How to get the exec. time inner the kernel function?

I want to get the exec. time of different parts (code lines) in kernel function , is there any good ways ?

I have tried using clock64() function in kernel. I have add timstamp, then get duration time of only one certain.

__global__ void reduce2(int* d_in, int* d_out) {
    __shared__ int sdata[THREAD_PER_BLOCK];
    int i = blockIdx.x * blockDim.x + threadIdx.x;
    int tid = threadIdx.x;

    clock_t t1, t2;
    if(i==TID) {
        t1 = clock64();
    }

    sdata[tid] = d_in[i];
    __syncthreads();
    // reduce

    // 消除banck conflict
    // s=128时, th0访问data[0] & data[128], th1访问data[1] & data[129], th31访问data[31] & data[31+128]
    for(unsigned int s=blockDim.x/2; s>0; s>>=1){
        if(tid < s){
            sdata[tid]+=sdata[tid+s];
        }
        __syncthreads();
    }

    if(tid==0) {
        d_out[blockIdx.x] = sdata[0];
    }

    if(i==TID) {
        t2 = clock64();
        float time_cost = (float)(t2 - t1)/CLOCK_RATE_KHZ;
        printf("time cost=%fms\n", time_cost);
    }
}

The CLOCK_RATE_KHZ is obtained by here:

    // A100, GPU Boost Clock=1410MHz
    cudaDeviceProp prop;
    CHECK_ERROR(cudaGetDeviceProperties(&prop, 1));
    clock_t clock_rate = prop.clockRate; // Clock frequency in kilohertz
    std::cout << "clock_rate(kHz): " << clock_rate << std::endl;

main function: (GPUTImer is implemented by cudaEvent)

    GPUTimer gputimer;
    gputimer.start();
    reduce2<<<blocks_per_grid, threads_per_block>>>(d_a, d_out);
    CHECK_ERROR(cudaGetLastError());
    gputimer.stop();
   printf("GPU time: %fms\n", gputimer.elapsed_ms());

Here is my result:
clock_rate(kHz): 1410000
time cost=0.002268ms (inside kernel time, one thread)
GPU time: 11.432960ms (whole kernel dur time)

the 0.002268ms is much less than whole kernel dur time. This there any wrong ?

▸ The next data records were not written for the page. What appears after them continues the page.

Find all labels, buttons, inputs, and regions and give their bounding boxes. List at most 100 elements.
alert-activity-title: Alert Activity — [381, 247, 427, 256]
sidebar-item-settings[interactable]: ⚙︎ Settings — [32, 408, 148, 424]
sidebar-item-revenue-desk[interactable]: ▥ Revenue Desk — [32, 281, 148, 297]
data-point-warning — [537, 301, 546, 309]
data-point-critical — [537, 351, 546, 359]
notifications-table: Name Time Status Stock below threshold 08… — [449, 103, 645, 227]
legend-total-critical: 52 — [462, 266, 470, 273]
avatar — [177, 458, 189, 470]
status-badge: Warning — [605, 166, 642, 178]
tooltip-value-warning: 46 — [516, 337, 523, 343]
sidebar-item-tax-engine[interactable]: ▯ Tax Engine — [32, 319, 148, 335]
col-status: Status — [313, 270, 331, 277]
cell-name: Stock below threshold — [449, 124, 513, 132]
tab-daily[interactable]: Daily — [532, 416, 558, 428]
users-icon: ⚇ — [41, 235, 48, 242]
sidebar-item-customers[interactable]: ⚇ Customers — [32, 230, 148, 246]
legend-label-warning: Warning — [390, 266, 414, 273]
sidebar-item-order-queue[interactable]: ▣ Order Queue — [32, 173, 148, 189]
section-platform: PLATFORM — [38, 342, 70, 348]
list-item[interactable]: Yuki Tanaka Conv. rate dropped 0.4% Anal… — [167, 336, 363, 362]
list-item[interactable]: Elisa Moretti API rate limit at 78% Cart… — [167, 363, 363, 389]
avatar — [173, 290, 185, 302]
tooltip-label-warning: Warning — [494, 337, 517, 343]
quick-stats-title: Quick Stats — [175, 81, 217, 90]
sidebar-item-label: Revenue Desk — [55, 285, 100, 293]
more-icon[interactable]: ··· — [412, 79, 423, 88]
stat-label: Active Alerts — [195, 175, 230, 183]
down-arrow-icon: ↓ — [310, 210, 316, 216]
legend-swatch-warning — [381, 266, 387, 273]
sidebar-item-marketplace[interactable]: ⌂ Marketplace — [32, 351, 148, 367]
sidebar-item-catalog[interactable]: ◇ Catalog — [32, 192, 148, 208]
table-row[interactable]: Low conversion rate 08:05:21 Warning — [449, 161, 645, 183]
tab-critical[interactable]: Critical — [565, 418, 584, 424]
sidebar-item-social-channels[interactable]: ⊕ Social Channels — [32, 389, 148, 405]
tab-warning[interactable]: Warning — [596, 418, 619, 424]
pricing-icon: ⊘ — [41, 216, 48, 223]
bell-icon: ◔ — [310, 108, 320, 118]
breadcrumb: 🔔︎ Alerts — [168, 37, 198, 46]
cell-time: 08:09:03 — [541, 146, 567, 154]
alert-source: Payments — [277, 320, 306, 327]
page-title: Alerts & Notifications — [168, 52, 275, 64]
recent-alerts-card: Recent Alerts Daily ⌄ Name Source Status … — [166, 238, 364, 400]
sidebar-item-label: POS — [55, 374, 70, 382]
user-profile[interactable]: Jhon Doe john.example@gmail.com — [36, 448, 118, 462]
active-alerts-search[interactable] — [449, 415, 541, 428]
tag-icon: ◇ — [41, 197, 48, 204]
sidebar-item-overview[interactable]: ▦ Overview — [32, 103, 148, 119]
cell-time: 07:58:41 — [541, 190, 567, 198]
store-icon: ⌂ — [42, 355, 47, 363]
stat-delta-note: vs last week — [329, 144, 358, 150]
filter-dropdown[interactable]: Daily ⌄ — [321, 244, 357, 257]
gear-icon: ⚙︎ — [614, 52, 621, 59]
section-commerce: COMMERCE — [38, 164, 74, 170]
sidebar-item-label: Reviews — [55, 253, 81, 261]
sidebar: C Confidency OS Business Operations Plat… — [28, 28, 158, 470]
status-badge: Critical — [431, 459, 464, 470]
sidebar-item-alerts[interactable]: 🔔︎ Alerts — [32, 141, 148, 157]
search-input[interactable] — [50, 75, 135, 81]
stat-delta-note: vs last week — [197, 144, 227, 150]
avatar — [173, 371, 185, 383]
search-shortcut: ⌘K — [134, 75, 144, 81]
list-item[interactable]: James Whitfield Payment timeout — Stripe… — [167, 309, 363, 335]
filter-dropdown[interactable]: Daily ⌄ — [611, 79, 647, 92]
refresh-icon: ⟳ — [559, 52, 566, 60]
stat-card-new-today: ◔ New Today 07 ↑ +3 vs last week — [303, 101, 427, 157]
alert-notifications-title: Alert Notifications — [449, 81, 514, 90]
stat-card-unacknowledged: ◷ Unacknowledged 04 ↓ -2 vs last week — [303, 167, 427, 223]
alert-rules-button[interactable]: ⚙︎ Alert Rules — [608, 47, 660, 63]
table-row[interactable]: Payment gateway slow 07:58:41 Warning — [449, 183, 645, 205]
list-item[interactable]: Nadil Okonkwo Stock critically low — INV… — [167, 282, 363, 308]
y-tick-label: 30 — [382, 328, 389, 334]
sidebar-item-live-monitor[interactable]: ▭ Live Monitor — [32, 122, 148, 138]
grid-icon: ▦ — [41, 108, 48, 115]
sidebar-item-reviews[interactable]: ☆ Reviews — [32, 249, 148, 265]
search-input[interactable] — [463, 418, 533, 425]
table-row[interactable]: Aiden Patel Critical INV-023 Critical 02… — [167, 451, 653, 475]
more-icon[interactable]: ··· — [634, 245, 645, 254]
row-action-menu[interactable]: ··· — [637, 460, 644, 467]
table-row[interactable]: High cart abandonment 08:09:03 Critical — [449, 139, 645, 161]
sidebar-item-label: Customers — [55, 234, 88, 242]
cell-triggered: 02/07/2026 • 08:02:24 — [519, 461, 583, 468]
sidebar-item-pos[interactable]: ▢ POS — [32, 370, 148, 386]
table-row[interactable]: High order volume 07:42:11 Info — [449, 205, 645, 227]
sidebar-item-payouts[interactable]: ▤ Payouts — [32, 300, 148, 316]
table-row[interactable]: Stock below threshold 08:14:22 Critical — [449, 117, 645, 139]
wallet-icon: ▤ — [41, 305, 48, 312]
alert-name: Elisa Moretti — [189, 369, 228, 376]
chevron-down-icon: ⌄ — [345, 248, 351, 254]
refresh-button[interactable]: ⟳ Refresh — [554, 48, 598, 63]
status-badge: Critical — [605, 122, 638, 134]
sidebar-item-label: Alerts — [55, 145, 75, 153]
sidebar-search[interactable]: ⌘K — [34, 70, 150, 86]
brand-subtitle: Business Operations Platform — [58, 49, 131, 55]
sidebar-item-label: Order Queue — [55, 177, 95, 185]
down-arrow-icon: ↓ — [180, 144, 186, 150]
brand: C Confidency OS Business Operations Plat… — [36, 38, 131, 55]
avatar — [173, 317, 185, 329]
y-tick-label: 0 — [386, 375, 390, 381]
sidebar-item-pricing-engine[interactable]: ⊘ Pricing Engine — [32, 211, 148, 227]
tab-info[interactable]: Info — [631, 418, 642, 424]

The timer code you have written would work for timing a single thread, however the GPU execution engine may require multiple waves of threads to execute the code one after another if the hardware can’t do it all in one pass. Conceptually, with so much parallelism going on, including multiple waves of threads, it’s not straightforward to just time an arbitrary piece of code within a kernel.

1 Like

As was stated, there is no good method to time code segments in CUDA device work in general kernels. Nsight Compute can collect statistical warp state data which can be used as an approximation for which instructions or function were executed “the longest” (in terms of cycles, rather than time). You can collect the full set or the SourceCounters section to get these and then inspect the “Warp Stall Sampling (All Cycles)” metric on the Source in the UI. If your kernel uses multiple device functions, you can collapse this page to get a per-function aggregate, too.

These sets/sections also show various instruction execution metrics, which show a similar aspect of your kernel execution and can be combined with the sampling data for additional insight. You may see the metric reference for all metrics on that page.

1 Like

Thank you very much.

  1. In the Source UI, it contains the CUDA-C and SASS source code and the “Warp Stall Sampling (All Cycles)” of each line. I wonder how Nsight get the cycles, the value of cycles (Warp Stall Sampling) is get from random one warp or average warp?

  2. “If your kernel uses multiple device functions, you can collapse this page to get a per-function aggregate, too”. Means even the sub device functions invoked in kernel can be seen in source UI ?

You should find the information in the documentation I had linked earlier.

Means even the sub device functions invoked in kernel can be seen in source UI ?

You will be able to see both global and device functions. in the SASS view.

Very nice, I see

This topic was automatically closed 14 days after the last reply. New replies are no longer allowed.